Sue, myself, and Jen, all geared up and ready to go.

Holly and Pamela, with their Pedi-Cure Cab.  Prepared to cruise the course and picking up anyone needing a lift.

We were ready.  We had each trained over 250 miles over the summer, we had our gear dialed, we were well hydrated and supplied.  The Pedi-cure van had it's snacks, water for any riders, and the perfect attitude.   And then we started walking!
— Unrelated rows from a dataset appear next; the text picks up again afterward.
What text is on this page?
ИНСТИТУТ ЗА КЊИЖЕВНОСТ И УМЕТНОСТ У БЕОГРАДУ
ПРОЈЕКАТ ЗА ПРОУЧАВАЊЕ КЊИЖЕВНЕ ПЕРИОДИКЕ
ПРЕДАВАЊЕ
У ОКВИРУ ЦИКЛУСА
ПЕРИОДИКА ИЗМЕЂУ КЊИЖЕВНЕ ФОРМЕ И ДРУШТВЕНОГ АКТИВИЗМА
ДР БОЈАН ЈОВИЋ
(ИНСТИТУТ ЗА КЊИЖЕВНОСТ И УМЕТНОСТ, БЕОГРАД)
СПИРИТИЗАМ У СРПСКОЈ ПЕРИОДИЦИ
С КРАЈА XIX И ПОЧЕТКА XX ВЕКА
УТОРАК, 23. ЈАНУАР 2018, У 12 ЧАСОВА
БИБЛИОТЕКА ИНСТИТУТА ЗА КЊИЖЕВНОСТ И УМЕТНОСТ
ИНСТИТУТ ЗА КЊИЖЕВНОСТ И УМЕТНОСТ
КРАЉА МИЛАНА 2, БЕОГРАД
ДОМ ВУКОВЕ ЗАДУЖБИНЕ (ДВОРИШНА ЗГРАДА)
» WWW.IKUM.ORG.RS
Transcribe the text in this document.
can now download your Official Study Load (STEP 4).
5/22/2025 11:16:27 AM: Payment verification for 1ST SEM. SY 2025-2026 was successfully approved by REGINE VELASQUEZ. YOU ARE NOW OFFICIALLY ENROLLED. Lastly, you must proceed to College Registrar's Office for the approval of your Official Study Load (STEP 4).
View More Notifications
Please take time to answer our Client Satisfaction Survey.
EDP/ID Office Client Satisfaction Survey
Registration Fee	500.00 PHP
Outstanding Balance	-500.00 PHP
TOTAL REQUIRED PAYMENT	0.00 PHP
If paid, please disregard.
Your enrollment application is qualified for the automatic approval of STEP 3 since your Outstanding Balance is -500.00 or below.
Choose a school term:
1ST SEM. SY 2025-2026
Wednesday, September 15, 2010

What I Did With My Summer Vacation

I am busy remembering how to blog.  T'was a crazy summer and the hit list will just have to wait.  Just wanted to jump onto the blog to prime the pump a bit.  I get overwhelmed sometimes (all the time?) and get myself into a tizzy thinking I will be stuck forever going in circles.  I don't have to do it all at once, and everything could be much worse.  Life is actually excellent, everyone is healthy, employed, and moving forward.  I spent my summer vacation in pursuit of a goal, and I accomplished that.  I walked my 60 miles and compiled and gave away over $3,300 in the fight against breast cancer.  Now, as I return to my regularly scheduled life, I can re-organize and prioritize.  Right?